The answer I would have gone with was an honest "do not know." But CFOs don't like IT execs who choose such "open-ended" options.

The ABI respondents included all flavors of RFID deployment in their payback scenarios: closed- and open-loop across a variety of applications and at various stages of trials, rollouts and fully deployed systems. The study itself looked at 185 organizations and was apparently conducted in mid-2008. ABI didn't explain why it conducted research in mid-2008 but didn't release its report until mid-February 2009.

Fascinating But Tricky To Understand

But the data is still fascinating. The surveyed cited "lack of adequate ROI data" as a top reason for not deploying RFID technology. The critical element is whether the referenced lack of ROI followed an internal trial or whether it prevented such a trial.

That's a huge difference. If a company did an extensive, multi-year RFID trial and saw that it was clearly not working and showed no signs of working, that's an airtight reason for not deploying. But if the retailer took its own—or some vendor's—projection of ROI and found it wanting, that's not an effective strategy. Every company is different when it comes to anything as integrated as RFID must be. Pre-trial guesses are pretty much worthless.

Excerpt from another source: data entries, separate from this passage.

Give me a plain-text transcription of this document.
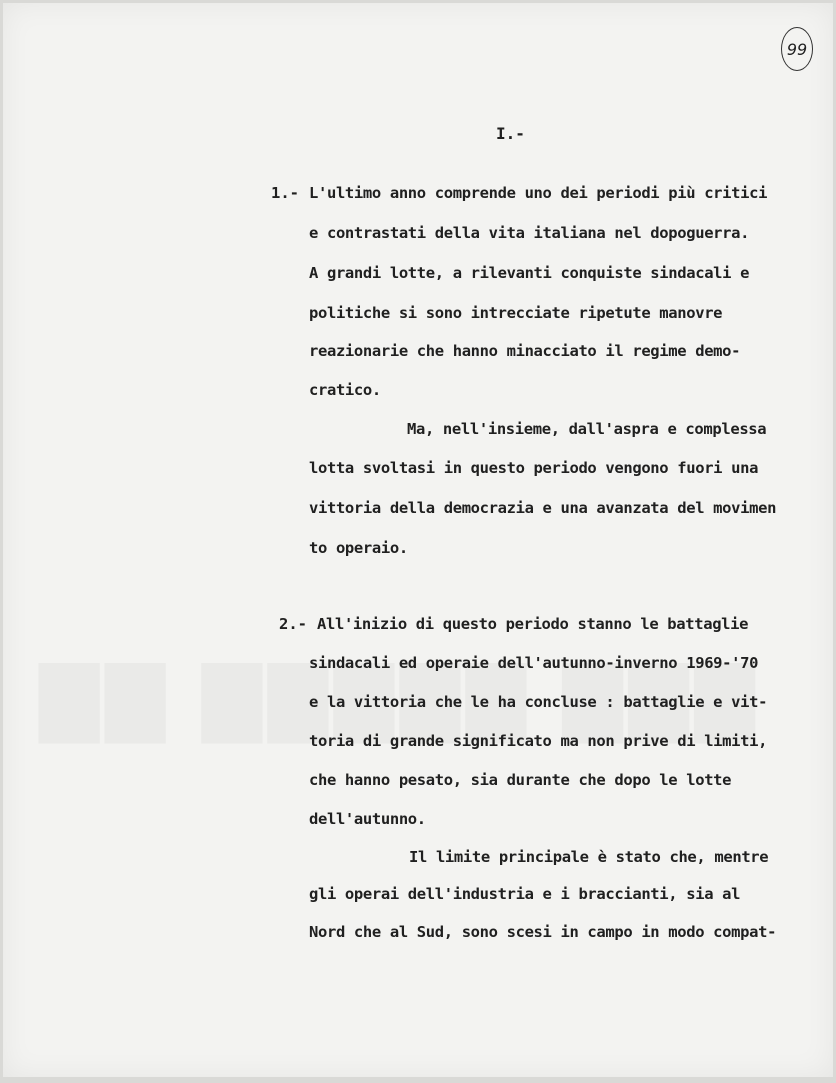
99
I.-
1.- L'ultimo anno comprende uno dei periodi più critici
e contrastati della vita italiana nel dopoguerra.
A grandi lotte, a rilevanti conquiste sindacali e
politiche si sono intrecciate ripetute manovre
reazionarie che hanno minacciato il regime demo-
cratico.
Ma, nell'insieme, dall'aspra e complessa
lotta svoltasi in questo periodo vengono fuori una
vittoria della democrazia e una avanzata del movimen
to operaio.
2.- All'inizio di questo periodo stanno le battaglie
sindacali ed operaie dell'autunno-inverno 1969-'70
e la vittoria che le ha concluse : battaglie e vit-
toria di grande significato ma non prive di limiti,
che hanno pesato, sia durante che dopo le lotte
dell'autunno.
Il limite principale è stato che, mentre
gli operai dell'industria e i braccianti, sia al
Nord che al Sud, sono scesi in campo in modo compat-
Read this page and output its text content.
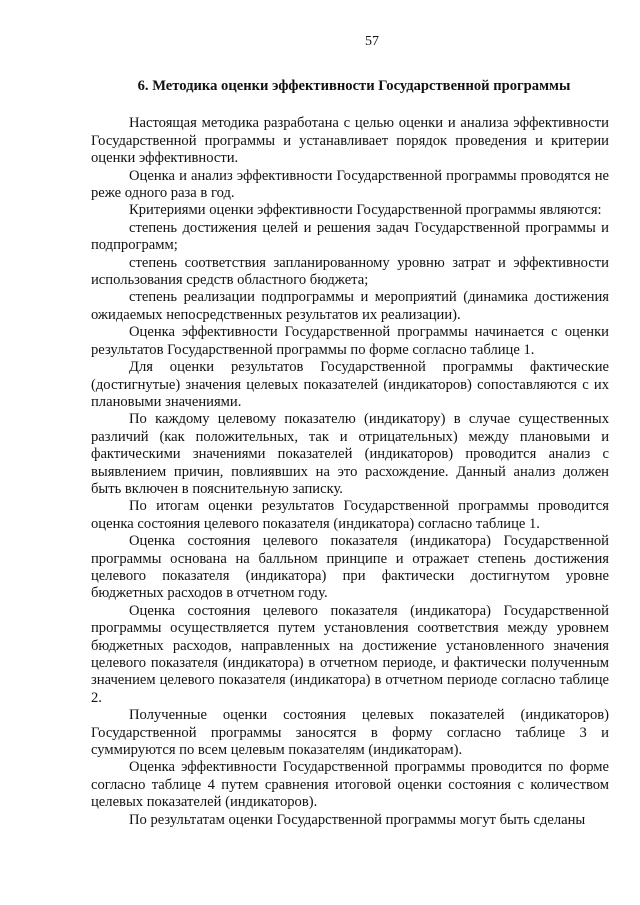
57
6. Методика оценки эффективности Государственной программы

Настоящая методика разработана с целью оценки и анализа эффективности Государственной программы и устанавливает порядок проведения и критерии оценки эффективности.

Оценка и анализ эффективности Государственной программы проводятся не реже одного раза в год.

Критериями оценки эффективности Государственной программы являются:

степень достижения целей и решения задач Государственной программы и подпрограмм;

степень соответствия запланированному уровню затрат и эффективности использования средств областного бюджета;

степень реализации подпрограммы и мероприятий (динамика достижения ожидаемых непосредственных результатов их реализации).

Оценка эффективности Государственной программы начинается с оценки результатов Государственной программы по форме согласно таблице 1.

Для оценки результатов Государственной программы фактические (достигнутые) значения целевых показателей (индикаторов) сопоставляются с их плановыми значениями.

По каждому целевому показателю (индикатору) в случае существенных различий (как положительных, так и отрицательных) между плановыми и фактическими значениями показателей (индикаторов) проводится анализ с выявлением причин, повлиявших на это расхождение. Данный анализ должен быть включен в пояснительную записку.

По итогам оценки результатов Государственной программы проводится оценка состояния целевого показателя (индикатора) согласно таблице 1.

Оценка состояния целевого показателя (индикатора) Государственной программы основана на балльном принципе и отражает степень достижения целевого показателя (индикатора) при фактически достигнутом уровне бюджетных расходов в отчетном году.

Оценка состояния целевого показателя (индикатора) Государственной программы осуществляется путем установления соответствия между уровнем бюджетных расходов, направленных на достижение установленного значения целевого показателя (индикатора) в отчетном периоде, и фактически полученным значением целевого показателя (индикатора) в отчетном периоде согласно таблице 2.

Полученные оценки состояния целевых показателей (индикаторов) Государственной программы заносятся в форму согласно таблице 3 и суммируются по всем целевым показателям (индикаторам).

Оценка эффективности Государственной программы проводится по форме согласно таблице 4 путем сравнения итоговой оценки состояния с количеством целевых показателей (индикаторов).

По результатам оценки Государственной программы могут быть сделаны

This ROI determination gets even trickier, though. Let's assume it followed a trial and, taking another leap of faith, let's assume the trial was extensive and lasted long enough to be fair and realistic. Much of the ROI of RFID is based on how much data is used throughout the enterprise. That's why favorable RFID trials can yield much different results upon full deployment, both better and worse.

ABI Practice Director Michael Liard said another problem is that companies are very hesitant to share good experiences, which increases the ROI discovery time for everyone else. "One of the great problems in formulating useful ROI models and setting goals has been the reluctance of many end users to share what they have learned. It's tough and has been holding parts of the industry back," he said. "Somebody who's getting great results with RFID is often understandably wary of letting competitors know how much more competitive it is making them. But if we want this market to move forward in a recession, we need to start talking about these things as proactively as we can."

Liard said the weak economy is also playing a major role. "In times of economic slowdown, a quick positive return on investment is especially important to potential RFID users," he said. "Some RFID projects are still moving forward, while others have been delayed by the recession or put on hold. The good thing is that we're not hearing much about cancellations. That's a positive sign."

Yes, it is indeed a positive sign. But positive signs have a tendency to boost expectations, and recession-challenged executives often grasp at such hope. If they see RFID as a profit savior (maybe a prophet of savings?), they had better have the patience to give it time to perform its promised miracles.